Pour les amputés fémoraux, l'association : légèreté, confort, sécurité, chaussage facile serait l'idéal. Une emboîture dite " à ischion intégré " (non encore agréée), moulant avec exactitude le fémur, permet un meilleur guidage et un meilleur confort en position assise [ 11 ]. Pour permettre un chaussage facile, un manchon viscoélastique (non encore référencé) permet un chaussage par déroulement sur le moignon en position assise, l'accrochage se faisant sur l'emboîture par un système de fixation terminale. Chez la personne âgée un alignement spécifique avec une légère triple flexion donnée à l'ensemble et une ligne de charge avancée, assureront un effet pilon. Pour les amputés tibiaux, la réalisation d'une prothèse tibiale contacte en résine fine avec pied gériatrique de 1,2 kg ne pose pas de problème si le moignon est de bonne qualité. Un manchon en silicone standard ou sur moulage (non référencé au TIPS), accentue le confort et diminue les risques de blessure.
Éducation
L'éducation complétée par la remise d'une brochure insiste sur [ 9 ] :
- la nécessité de porter soit la prothèse, soit la contention ;
- le contrôle de l'adaptation de l'appareillage (épaisseurs par gaine, bonnets, jersey), et sa mise en place précise (repères osseux) ;
- le contrôle quotidien de la peau du moignon et du membre restant ;
- les conseils en cas de blessure : arrêter le port de la prothèse, mettre une contention, demander une consultation d'appareillage ;
- les conseils d'hygiène de vie : une variation de 5 kg de poids retentit sur le moignon ;
- la nécessité du suivi kinésithérapique et médical (contrôle angiologique tous les ans) doit être bien perçue.

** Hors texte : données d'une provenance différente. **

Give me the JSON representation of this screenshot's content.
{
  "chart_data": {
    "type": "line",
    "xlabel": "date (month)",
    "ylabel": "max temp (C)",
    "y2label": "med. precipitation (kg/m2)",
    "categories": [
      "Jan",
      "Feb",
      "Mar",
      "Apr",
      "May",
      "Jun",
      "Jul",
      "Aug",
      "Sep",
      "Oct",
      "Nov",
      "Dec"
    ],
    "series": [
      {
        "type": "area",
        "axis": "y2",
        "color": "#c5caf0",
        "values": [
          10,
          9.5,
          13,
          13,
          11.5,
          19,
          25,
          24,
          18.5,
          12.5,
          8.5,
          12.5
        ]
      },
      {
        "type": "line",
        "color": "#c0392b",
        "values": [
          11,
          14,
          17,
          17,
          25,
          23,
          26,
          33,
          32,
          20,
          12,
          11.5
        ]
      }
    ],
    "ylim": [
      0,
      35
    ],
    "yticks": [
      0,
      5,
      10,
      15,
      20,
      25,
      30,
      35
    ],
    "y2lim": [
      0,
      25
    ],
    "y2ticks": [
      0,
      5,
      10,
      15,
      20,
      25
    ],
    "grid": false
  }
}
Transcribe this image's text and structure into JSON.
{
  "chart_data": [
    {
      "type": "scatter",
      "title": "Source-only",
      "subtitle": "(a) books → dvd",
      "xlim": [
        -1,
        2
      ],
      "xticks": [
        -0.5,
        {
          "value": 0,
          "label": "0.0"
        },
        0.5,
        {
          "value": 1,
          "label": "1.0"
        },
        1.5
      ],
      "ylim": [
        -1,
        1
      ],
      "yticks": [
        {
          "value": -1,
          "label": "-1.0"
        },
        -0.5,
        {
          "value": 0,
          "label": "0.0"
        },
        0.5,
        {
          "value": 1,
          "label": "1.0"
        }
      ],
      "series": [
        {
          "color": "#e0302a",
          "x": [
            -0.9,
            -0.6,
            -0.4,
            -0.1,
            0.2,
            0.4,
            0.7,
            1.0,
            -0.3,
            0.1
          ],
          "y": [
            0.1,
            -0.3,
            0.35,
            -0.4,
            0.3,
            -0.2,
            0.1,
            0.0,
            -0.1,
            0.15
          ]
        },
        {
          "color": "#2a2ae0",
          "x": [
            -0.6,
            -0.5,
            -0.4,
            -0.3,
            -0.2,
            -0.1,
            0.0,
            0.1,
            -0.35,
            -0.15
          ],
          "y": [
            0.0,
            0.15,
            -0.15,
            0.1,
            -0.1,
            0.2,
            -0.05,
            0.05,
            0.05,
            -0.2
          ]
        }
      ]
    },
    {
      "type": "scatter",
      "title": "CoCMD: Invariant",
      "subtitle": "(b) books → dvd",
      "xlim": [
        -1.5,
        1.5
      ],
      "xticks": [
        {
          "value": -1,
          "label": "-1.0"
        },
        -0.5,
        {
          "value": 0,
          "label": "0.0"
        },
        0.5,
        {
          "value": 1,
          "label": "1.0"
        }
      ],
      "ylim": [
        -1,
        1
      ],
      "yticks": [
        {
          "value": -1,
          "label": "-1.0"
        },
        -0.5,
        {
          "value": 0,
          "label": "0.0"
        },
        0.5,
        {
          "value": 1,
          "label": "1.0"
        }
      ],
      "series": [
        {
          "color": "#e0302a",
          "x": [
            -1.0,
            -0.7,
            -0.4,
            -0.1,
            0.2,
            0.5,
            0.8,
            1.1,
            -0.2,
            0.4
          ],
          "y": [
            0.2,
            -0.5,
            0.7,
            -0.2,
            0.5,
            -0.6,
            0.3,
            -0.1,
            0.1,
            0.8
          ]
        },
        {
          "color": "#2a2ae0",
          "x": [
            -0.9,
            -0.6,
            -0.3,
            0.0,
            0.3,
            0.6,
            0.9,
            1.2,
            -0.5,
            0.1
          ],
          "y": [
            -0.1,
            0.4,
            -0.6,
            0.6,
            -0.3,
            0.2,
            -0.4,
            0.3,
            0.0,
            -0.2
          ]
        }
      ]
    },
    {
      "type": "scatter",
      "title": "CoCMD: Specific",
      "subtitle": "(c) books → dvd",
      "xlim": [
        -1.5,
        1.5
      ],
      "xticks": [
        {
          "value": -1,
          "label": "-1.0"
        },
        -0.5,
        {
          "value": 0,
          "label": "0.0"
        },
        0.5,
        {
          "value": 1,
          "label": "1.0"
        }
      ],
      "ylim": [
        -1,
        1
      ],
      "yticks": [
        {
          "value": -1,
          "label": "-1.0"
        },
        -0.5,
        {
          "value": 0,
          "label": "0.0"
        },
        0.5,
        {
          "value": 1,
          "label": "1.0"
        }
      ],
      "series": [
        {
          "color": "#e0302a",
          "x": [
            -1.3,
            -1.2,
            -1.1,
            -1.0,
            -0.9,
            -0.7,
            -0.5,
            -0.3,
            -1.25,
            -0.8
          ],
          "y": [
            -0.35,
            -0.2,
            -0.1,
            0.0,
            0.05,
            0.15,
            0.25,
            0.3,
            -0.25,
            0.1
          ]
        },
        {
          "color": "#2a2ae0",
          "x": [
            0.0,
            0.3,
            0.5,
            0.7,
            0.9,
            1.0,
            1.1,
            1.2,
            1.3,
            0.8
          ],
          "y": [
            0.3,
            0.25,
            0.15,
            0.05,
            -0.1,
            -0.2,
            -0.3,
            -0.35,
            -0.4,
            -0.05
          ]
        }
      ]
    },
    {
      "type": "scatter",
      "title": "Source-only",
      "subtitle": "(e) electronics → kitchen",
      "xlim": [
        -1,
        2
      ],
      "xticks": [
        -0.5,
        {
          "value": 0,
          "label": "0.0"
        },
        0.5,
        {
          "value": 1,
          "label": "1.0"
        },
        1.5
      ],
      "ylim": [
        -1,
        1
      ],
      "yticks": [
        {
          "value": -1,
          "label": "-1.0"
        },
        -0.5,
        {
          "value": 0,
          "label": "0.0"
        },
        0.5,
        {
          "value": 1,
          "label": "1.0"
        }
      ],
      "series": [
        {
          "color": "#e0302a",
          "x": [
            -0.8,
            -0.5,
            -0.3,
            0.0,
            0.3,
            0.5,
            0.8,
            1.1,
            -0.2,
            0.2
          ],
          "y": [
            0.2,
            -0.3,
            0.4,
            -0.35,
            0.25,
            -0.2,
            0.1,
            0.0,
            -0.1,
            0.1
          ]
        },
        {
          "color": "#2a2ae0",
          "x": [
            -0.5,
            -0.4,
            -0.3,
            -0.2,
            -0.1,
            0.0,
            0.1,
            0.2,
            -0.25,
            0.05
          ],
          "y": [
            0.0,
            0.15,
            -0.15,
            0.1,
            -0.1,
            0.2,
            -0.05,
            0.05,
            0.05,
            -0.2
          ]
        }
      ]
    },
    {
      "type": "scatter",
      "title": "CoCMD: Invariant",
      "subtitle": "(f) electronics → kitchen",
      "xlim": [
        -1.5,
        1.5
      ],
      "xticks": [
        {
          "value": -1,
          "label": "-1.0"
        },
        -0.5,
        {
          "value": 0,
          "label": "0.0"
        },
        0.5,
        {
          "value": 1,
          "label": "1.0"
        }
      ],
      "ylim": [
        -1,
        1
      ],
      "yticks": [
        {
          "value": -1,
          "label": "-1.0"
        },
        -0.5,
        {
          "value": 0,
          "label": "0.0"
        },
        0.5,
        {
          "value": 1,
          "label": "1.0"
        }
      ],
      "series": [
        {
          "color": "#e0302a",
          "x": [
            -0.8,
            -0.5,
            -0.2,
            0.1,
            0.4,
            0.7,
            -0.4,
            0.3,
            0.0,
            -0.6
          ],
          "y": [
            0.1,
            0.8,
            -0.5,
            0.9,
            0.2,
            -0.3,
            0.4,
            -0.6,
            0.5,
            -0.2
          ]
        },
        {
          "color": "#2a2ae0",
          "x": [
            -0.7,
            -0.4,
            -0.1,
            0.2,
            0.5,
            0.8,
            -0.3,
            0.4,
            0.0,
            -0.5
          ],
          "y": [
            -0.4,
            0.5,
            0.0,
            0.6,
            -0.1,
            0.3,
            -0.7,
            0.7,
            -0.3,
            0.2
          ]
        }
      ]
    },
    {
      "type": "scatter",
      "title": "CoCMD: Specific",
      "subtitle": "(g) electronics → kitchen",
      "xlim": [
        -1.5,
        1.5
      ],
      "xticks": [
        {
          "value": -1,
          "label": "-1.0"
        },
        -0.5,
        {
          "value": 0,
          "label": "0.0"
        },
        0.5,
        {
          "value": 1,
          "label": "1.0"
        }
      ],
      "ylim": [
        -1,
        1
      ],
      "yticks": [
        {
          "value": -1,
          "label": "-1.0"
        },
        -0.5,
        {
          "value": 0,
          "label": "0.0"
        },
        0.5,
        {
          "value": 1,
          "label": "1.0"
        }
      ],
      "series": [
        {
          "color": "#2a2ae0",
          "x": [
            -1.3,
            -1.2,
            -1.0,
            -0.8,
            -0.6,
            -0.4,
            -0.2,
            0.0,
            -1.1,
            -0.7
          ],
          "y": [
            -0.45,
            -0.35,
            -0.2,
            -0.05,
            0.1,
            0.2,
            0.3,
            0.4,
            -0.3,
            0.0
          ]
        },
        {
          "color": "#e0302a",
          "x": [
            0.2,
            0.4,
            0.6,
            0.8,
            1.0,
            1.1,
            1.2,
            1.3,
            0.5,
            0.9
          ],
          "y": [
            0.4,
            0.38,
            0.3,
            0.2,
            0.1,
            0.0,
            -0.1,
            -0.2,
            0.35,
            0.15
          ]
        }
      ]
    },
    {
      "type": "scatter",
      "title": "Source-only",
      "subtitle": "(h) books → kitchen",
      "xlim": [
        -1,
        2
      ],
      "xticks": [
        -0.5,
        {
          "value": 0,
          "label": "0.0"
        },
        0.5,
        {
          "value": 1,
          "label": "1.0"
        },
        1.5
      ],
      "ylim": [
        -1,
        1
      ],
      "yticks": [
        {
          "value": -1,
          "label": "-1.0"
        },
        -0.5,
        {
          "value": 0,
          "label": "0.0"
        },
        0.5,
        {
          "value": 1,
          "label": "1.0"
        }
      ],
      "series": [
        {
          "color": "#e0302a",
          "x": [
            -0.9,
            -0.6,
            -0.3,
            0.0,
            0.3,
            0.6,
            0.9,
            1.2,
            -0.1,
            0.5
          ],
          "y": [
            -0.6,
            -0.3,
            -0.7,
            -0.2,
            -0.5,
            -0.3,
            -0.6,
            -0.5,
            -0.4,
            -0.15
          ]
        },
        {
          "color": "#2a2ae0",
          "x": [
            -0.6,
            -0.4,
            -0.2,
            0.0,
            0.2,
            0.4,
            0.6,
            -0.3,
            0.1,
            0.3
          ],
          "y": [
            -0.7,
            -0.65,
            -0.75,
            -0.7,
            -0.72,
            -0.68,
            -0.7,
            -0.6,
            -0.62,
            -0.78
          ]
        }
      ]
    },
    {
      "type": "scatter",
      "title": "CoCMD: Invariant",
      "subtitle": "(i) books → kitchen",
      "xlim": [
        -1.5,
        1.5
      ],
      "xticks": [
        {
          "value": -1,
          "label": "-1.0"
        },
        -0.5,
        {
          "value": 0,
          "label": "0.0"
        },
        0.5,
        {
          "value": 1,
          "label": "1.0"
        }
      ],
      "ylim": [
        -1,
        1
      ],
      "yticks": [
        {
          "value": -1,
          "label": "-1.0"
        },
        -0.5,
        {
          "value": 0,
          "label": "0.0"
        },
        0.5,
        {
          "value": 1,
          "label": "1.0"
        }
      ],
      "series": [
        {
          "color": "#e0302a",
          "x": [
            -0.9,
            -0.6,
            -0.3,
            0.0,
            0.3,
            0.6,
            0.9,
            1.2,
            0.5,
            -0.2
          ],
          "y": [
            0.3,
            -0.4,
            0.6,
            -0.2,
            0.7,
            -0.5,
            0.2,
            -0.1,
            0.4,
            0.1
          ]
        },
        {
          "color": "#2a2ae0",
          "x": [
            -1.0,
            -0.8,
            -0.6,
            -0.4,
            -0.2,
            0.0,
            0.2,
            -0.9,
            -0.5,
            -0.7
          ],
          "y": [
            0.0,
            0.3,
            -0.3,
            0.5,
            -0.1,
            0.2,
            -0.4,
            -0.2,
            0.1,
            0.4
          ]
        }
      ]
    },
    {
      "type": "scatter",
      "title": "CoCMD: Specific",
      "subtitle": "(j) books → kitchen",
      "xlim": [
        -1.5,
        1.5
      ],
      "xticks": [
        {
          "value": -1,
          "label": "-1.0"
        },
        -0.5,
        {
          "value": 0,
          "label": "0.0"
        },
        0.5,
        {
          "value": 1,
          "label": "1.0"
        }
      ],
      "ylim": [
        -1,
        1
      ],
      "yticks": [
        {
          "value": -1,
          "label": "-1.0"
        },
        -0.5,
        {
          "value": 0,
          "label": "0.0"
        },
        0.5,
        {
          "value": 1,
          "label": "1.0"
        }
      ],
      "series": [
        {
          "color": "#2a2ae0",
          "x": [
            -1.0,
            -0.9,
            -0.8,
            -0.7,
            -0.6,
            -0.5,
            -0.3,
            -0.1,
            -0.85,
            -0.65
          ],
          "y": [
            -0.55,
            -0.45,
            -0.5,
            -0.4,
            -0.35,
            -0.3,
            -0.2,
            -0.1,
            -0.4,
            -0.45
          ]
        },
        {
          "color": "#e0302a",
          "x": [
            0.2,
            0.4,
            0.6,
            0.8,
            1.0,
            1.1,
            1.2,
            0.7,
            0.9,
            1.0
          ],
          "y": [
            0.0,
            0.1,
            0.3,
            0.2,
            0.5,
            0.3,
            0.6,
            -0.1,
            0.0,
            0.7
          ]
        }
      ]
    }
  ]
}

Il est préparé par les permissions, la mise en situation en atelier d'ergothérapie, une visite à domicile avec conseil d'aménagement du lieu de vie (WC, baignoire...) L'amputé âgé ne peut pas se passer de fauteuil roulant.
Après la sortie, les erreurs de chaussage, les mauvaises compensations des variations de volume du moignon sont très fréquentes, expliquant les blessures. Médecin appareilleur et prothésiste sont là pour répondre aux besoins du patient ; mais l'appareillage, si bien fait soit-il, ne pourra compenser l'existence d'un moignon défectueux. Le suivi médical et kinésithérapique est indispensable et doit être régulier. La mise à disposition par le CRRF, d'une équipe d'ergothérapie à domicile, associée à la rééducation en hospitalisation de jour pendant une dizaine de jours, permettrait un relais efficace entre la phase d'hospitalisation et le retour à domicile.